O magistrado ponderou ainda que a intervenção do Poder Judiciário neste caso é uma questão social, “cuja dimensão não depende do desejo ou da vontade do órgão judicante. Ao revés, deriva de uma série de fatores originalmente alheios à jurisdição, dentre os quais: maior e mais amplo reconhecimento de direitos pela Constituição; ineficiência do Estado em implementá-los”.
Ele acrescentou que, conforme certidões, documentos e depoimentos juntados pelo Ministério Público, sistematicamente o prefeito de Crixás e o secretário municipal de Saúde não respondem a ofícios e requisições do próprio Ministério Público e também do Conselho Municipal de Saúde, em total afronta ao princípio republicano que exige o dever de prestação de contas e de transparência por parte do mandatário de um cargo eletivo no trato com a coisa pública. Para o magistrado, a situação viola o princípio do constitucionalismo, não apenas pela desconsideração dos princípios da Administração Pública previstos no artigo 37, da Constituição Federal, mas, sobretudo, pelo descumprimento reiterado de ordens judiciais em diferentes processos, que atentam contra a efetividade do direito fundamental à saúde, em situações concretas de risco de vida, ofensa à integridade física e à dignidade humana.

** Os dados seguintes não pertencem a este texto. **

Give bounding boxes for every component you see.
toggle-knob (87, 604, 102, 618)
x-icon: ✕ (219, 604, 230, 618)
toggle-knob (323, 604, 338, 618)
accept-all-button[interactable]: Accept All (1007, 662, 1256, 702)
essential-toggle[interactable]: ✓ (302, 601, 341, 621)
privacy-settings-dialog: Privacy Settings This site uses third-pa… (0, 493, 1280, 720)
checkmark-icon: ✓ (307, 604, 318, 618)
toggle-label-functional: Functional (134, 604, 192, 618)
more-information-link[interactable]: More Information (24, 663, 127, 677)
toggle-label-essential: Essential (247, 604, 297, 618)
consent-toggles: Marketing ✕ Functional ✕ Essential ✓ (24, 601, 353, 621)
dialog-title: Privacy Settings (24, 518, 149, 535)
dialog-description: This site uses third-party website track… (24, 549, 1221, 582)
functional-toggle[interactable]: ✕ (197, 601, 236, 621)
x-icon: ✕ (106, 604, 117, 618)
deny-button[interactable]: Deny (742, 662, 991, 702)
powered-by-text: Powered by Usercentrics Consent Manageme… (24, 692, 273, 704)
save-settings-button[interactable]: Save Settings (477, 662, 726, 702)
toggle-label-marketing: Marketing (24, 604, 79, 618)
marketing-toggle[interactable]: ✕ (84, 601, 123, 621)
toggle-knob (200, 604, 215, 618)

“Os documentos juntados na inicial revelam, de modo preocupante, a existência de provável e inaceitável omissão inconstitucional, má gestão, negligência e descaso com a saúde pública municipal, além de descumprimento sistemático de ordens judiciais relacionadas ao direito fundamental à saúde e de possível uso político da pasta da saúde para beneficiar aliados e suprimir fila de espera na rede pública”, afirmou o juiz.
Danos morais coletivos
Ainda em caráter liminar (leia aqui a decisão), foi determinado ao município a realização direta ou indireta, por meio de encaminhamento a outros hospitais, às custas do erário, de procedimentos médicos pertinentes a pacientes em fila de espera de cirurgias do Hospital Municipal de Crixás. Do mesmo modo, que o município realize direta ou indiretamente, por meio de encaminhamento a outros estabelecimentos de saúde, a serem pagos pelo erário, exames de Raio-X e demais procedimentos clínicos de atenção básica aos usuários do hospital, de modo imediato em relação aos casos urgentes, sem prejuízo de agendamentos em casos não urgentes, devendo-se comprovar nos autos, de modo objetivo e com documentos, as medidas adotadas, ainda que progressivamente a cada mês, sob pena de multa de R$ 10 mil para cada situação negligenciada e comprovada nos autos.